Magic Architecture Overview
The basic architecture is one-address, with 8 and 16-bit operations. Each process will see up to 128K bytes of address space as 32 2K data pages and 32 2K code pages mapped into a 22-bit physical address space (actually, it is effectively a 23-bit physical address space when you consider device space). Each process has an associated page table consisting of 64 16-bit entries in dedicated page table memory, and located by a per-process page table base pointer. I/O is memory mapped. Support exists for external interrupts and DMA. Finally, bit and byte order are big-endian, because as all right-thinking people know, little-endianness is the mark of Satan.
An emphasis was placed on efficient addressing for traditional languages, so there is a fairly rich (though unfortunately non-orthogonal) set of addressing modes and address generation instructions. I also am a fan of atomic "compare and branch" and "test and branch" instructions, so I've devoted a large chunk of the opcode space to them. By limiting myself to 8-bit opcodes, I've pretty much had to abandon a clean encoding. This means that I'll be using a lot more microcode than most projects of this sort that I've seen. Oh well.
I should note that I wasn't shooting for elegence in this architectural design, but rather utility within my project goals and constraints. In particular, I designed with code generation output of a non-optimizing C compiler in mind. This is reflected in the addressing modes, as well as the way I strayed from a pure one-address model. My first version of Magic was a pure one-address accumulator design. However, when I began doing hand-compilation of C code into Magic assembly I eventually added the "B" register and "C" registers for efficiency. "B" is almost an accumulator, but not quite as capable as "A", and "C" is a count register for repeating operations.
One of the more interesting outcomes of my iterative Magic architecture design process is that I now have a much greater understanding of why the X86 architecture is the way it is (i.e. - covered with warts). For Magic, I was by intent not taking a long view. I designed for the first (and probably only) implementation and was very conscious of my immediate technology constraints (i.e. TTL, wire-wrap, limited amount of time my wife would let me play with this stuff, etc.). My goal was functionality of the first implementation. This, I imagine, was probably not unlike the goals of the early X86 designers battling in the marketplace with other microprocessor designs for survival.
What made this so clear to me was the number of times during Magic design that I realized that with just a few wires or gates, I could add something potentially useful. This "useful" feature, though, would be useful in the same sense that you could create useful storage in your house by nailing a few pieces of plywood together in the back yard. Useful space - but at the cost of degrading the overall appearance (and future resale value) of your home.
For example, at one point I realized that with just a trivial amount of extra hardware I could create a generic "repeat" instruction which would use the C (count) register to repeatedly execute the following instruction. X86 has such an instruction - the repeat prefix.

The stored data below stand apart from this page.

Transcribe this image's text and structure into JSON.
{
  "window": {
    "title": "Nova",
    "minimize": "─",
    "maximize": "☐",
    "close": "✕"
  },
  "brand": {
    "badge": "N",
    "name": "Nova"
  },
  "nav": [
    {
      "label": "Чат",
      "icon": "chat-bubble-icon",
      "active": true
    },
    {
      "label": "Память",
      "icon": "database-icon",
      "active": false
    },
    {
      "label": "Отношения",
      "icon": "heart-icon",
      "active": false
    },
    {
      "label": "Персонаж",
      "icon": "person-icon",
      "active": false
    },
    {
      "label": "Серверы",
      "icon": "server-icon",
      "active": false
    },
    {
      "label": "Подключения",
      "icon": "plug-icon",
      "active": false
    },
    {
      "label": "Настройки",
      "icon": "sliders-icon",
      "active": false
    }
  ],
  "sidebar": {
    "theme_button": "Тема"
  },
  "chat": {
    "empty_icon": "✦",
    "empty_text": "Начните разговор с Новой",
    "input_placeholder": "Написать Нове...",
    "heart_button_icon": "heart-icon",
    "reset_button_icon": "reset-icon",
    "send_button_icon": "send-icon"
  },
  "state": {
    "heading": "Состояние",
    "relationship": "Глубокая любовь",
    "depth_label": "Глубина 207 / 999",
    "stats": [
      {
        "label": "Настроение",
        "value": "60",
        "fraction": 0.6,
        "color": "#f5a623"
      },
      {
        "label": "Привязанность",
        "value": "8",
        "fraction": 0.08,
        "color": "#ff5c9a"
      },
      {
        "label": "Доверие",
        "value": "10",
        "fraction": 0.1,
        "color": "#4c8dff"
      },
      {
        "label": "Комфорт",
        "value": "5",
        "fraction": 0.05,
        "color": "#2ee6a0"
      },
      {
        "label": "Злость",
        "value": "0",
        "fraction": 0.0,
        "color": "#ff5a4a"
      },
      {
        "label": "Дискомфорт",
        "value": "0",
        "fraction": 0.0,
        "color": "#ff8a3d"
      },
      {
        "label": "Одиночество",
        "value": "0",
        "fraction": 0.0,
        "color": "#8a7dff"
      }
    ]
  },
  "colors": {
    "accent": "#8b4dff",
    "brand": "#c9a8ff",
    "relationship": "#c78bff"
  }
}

When you consider the microprocessor landscape when the 8086 was introduced, the repeat prefix added real market value. Architecturally in the long run, though, it is a vile abomination that costs far more to retain backwards compatibility in modern X86 implementations than any value it might bring. On the other hand, in a competitive marketplace those ugly but useful useful features today may well be what allow you to survive to see tommorow. The key is finding the balance.
Anyway, here's Magic:
All control lines are low active. They are:
Ignoring some special-purpose instructions, the Accumulator (register A) is the source and destination of all unary operations, and destination and source 1 of binary operations with a memory operand or register B serving as source 2. Both register A and register B may be the source or target registers for memory operations and memory adress generation operations.
The available memory addressing modes are:
Note that an emphasis is placed on base-relative addressing, and that absolute addressing is available only by first loading an immediate into a base register. The intent here is to encourage position independent code. My expectation is that most global variable addressing will be done relative to DP, and locals relative to SP. Further towards the aim of position-independent code, all direct branching is PC-relative.
When paging is enabled, all addresses go through the address translation mechanism. This involves generating a 22-bit physical address by selecting a 2K page based on a direct index of the top 5 bits of the logical address into the page table, and concatenating the lower 11 bits of the logical address. A process' 64-entry page table is split in to 32 code page entries, and 32 data page entries. In user mode, the base of the page table is located via the Page Table Base (PTB) register. When in supervisor mode, the base is hard-wired to 0x0000. There also exists a mechanism to override the supervisor mode page table base and use the current PTB instead, as well as explicit selections for code and data accesses. The latter features are used in supervisor mode to copy data between the user and supervisor address spaces.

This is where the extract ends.